Prime Minister of Great Britain and Northern Ireland 1990-1997

1995Prime Minister (1990-1997)

Mr Major’s Doorstep Interview in Ballymena – 21 December 1995

Below is the text of Mr Major’s doorstep interview in Ballymena, held on Thursday 21st December 1995.


QUESTION:

Can I ask you about the Royal divorce issue?

PRIME MINISTER:

I have nothing whatever further to say to the statement that was issued last night by Buckingham Palace. That crystallises the position, it is a matter that is being dealt with, I have nothing further to add on that.

QUESTION:

You must have something to say.

PRIME MINISTER:

I have nothing to say to you this morning about that issue.

QUESTION:

John Wheeler said last night that the IRA had been behind the recent killings in Belfast but he did not regard them as a breach of the IRA ceasefire. How can you say that the IRA ceasefire is not being breached if you have acknowledged that they are killing people?

PRIME MINISTER:

We don’t know precisely who was responsible for that the other night. We have our suspicions but we don’t know. What is perfectly clear is that that was utterly unacceptable behaviour and there are several things that are being said and done at the moment by Sinn Fein and the IRA that are frankly, bluntly, incorrect.

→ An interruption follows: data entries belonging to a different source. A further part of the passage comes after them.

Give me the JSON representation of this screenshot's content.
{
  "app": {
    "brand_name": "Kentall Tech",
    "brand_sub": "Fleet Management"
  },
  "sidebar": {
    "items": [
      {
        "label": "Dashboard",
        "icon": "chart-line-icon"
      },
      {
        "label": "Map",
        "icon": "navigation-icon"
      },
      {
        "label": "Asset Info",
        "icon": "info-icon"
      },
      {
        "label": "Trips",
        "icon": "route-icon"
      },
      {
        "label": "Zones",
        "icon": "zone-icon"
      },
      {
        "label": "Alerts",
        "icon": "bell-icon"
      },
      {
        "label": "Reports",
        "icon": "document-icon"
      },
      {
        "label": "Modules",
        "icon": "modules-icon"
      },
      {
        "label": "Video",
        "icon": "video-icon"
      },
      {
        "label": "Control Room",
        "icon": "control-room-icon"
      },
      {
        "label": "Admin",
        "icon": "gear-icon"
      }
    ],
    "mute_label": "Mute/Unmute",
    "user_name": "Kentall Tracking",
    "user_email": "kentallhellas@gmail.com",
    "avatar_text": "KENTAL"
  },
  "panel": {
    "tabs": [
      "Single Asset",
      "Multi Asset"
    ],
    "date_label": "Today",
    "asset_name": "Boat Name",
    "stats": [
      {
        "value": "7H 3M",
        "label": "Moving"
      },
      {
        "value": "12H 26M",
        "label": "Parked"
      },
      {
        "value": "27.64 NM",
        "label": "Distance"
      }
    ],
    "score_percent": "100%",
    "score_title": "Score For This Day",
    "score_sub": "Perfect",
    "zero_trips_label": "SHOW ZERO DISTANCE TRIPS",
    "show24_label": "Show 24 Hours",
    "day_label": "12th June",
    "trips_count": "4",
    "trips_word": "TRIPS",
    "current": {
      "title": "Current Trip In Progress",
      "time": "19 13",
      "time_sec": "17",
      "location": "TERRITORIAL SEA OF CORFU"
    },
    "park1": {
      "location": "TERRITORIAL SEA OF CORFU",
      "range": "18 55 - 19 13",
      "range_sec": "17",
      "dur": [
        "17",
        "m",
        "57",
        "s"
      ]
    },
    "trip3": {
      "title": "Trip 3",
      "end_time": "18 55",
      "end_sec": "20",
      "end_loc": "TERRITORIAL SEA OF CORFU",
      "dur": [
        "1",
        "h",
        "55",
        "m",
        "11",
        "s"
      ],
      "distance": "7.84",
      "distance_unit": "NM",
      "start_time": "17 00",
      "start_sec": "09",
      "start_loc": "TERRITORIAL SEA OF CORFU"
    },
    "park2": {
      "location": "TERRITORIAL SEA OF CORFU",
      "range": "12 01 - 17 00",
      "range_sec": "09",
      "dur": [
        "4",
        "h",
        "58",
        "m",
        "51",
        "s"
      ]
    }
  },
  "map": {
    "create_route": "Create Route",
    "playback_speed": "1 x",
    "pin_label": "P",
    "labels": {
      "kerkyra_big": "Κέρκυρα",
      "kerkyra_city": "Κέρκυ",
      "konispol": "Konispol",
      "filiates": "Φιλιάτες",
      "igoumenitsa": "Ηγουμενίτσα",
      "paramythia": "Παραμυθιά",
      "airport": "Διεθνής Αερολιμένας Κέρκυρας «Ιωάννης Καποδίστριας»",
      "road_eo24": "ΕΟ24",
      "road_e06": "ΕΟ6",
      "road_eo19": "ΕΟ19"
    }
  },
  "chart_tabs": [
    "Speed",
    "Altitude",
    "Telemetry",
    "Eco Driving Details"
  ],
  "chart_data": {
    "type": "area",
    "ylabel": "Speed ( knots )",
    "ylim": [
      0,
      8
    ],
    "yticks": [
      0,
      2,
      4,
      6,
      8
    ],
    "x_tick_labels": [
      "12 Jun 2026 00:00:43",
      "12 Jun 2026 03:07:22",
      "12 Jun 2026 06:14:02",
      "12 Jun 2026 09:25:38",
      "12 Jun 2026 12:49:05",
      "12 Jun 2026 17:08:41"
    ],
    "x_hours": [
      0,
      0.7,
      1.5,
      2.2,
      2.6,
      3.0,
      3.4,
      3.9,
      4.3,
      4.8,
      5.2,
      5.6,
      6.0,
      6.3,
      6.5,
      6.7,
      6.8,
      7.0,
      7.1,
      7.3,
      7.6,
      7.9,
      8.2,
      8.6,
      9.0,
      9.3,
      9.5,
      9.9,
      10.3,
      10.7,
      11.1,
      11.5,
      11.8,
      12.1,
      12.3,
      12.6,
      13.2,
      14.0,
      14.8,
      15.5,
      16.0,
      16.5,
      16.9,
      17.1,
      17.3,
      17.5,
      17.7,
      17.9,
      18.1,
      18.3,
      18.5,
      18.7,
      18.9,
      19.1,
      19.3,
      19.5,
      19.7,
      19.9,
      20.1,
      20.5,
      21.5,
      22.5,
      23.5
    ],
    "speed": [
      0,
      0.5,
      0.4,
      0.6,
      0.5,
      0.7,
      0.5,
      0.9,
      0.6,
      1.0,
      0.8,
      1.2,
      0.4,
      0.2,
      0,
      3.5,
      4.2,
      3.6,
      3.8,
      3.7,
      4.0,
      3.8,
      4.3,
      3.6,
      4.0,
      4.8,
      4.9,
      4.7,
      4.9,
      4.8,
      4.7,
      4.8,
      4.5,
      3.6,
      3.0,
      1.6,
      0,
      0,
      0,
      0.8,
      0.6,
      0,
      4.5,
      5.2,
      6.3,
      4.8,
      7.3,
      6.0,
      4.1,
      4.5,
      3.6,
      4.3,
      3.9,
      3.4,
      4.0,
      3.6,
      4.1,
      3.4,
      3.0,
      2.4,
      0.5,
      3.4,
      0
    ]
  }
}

Firstly, they are suggesting that the only people who want them to disarm and to decommission is the British Government – that is not true, it is the overwhelming feeling of the people of Northern Ireland; secondly, they are saying that this is a condition recently introduced – that is not true; and thirdly, they are trying to maintain a fiction that I think most people in Northern Ireland will find laughable, that Sinn Fein and the IRA are wholly separate organisations. We know that not to be true, the people of Northern Ireland know that not to be true and they could be far better spending their time determining on how they can carry the process forward by deciding themselves that it is no longer acceptable behaviour to indulge in punishment beatings, it is no longer acceptable behaviour to decide themselves that they are the judge, the jury and the determiner of the sentence for people who, if they have committed crimes, should be before the civil courts. It is time that they recognised that the people of Ulster aren’t going to stand for that any more and I don’t believe the people of Ulster are fooled by the soft soap we get from them time and time again and we will make that quite clear.